Prudência – Minha filha, que bom que chegou!
Enzo – Por que demoraste tanto? Vamos, exijo explicação!
Agnella fica calada e baixa sua cabeça. Sua mãe olha para ela e percebe, em seus olhos, o medo do pai.
Cena 9: Povoado das Hortaliças. Casa de Simone.
Simone é a mãe de Inês. Nesse momento, ela está fazendo um café. Alguém bate na porta.
Simone – Já vai!!!
Quando abre, vê a filha.
Simone – Querida, entra! Que bom que veio ver a sua mãe, tão velha e tão carente de tua companhia…
Inês – Ai, mamãe, não fale assim. A senhora não é tão velha, e não vive sozinha… Por acaso achas a companhia de meu irmão ruim?
Simone – Não, filha. Pelo contrário. Ele é um filho tão bom… Faz um tempinho foi buscar água e comprar pão para comermos e ele poder trabalhar.
Inês – Pois então, mamãe, não reclames de barriga cheia. E a senhora ainda tem a Leonor para conversar… Agora vamos sentar porque precisamos falar seriamente.
Simone – Ai, querida. Desse jeito me assustas…
Elas sentam.
Simone – E qual o assunto dessa conversa tão importante, minha filha?
Inês – Meu casamento, mamãe. Ou melhor, meu marido.
Cena 10: Povoado das Hortaliças. Casa de Enzo.
Amedrontada, Agnella demora um pouco a responder.
Enzo – Vamos, garota! Exijo uma explicação tua! Por que demoraste?
Agnella – (Se atrapalhando ao falar) Sabe, papai… Tive que voltar ao rio porque o cavalo enlouqueceu no caminho para o povoado e derrubou o balde, que estava cheio de água…
Enzo – (Desconfiado) Falas a verdade, Agnella? Como posso certificar-me disso?
Prudência – (Interrompendo a filha, que ia falar) Não acreditas em tua filha?

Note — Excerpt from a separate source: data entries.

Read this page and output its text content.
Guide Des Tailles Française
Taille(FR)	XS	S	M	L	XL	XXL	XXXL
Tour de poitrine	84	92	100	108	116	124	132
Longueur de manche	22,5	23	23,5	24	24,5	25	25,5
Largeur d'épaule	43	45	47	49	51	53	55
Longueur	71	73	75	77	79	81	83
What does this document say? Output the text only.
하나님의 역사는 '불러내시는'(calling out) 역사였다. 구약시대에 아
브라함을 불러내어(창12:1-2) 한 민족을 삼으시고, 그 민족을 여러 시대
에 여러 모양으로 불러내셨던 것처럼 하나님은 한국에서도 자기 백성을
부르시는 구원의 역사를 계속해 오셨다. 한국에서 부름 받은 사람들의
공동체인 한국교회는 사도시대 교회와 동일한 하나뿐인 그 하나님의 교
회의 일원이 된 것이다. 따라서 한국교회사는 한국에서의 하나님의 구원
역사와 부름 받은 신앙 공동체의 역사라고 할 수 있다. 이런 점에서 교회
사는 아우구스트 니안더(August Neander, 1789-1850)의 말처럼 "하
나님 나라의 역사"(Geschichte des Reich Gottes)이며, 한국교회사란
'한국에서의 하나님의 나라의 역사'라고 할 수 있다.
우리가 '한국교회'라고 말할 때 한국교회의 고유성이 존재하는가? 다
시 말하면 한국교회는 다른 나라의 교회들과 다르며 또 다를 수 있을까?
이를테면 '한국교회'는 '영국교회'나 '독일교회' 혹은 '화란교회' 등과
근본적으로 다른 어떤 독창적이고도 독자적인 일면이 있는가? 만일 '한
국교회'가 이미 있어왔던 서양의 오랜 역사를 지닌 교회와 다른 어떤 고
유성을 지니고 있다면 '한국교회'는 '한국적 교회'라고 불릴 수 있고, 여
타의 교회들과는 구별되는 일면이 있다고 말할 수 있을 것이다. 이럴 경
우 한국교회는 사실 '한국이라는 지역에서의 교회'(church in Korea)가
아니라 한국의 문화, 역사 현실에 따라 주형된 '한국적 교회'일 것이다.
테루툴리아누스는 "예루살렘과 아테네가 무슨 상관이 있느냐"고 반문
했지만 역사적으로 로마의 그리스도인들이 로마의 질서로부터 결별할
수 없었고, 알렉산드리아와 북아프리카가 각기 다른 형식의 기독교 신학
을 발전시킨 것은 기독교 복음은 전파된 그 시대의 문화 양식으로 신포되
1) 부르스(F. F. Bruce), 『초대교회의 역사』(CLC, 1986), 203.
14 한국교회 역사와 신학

Não confias nela? Por acaso ela já te deu motivo para achares que ela mente justamente para ti, que és seu pai?
Enzo ia brigar com a mulher, mas foi convencido e desistiu.
Enzo – Então está certo. Agora, minha filha, vamos comer.
Eles se dirigem à cozinha. Ao chegarem lá, Agnella coloca o balde de água em seu lugar e os pães sobre a mesa. Então, seu pai notou algo de estranho na sacola de pães.
Enzo – Agnella, por que trouxestes mais pães do que os que o dinheiro que te dei permitia comprar? Onde arranjaste mais dinheiro, hein? Onde?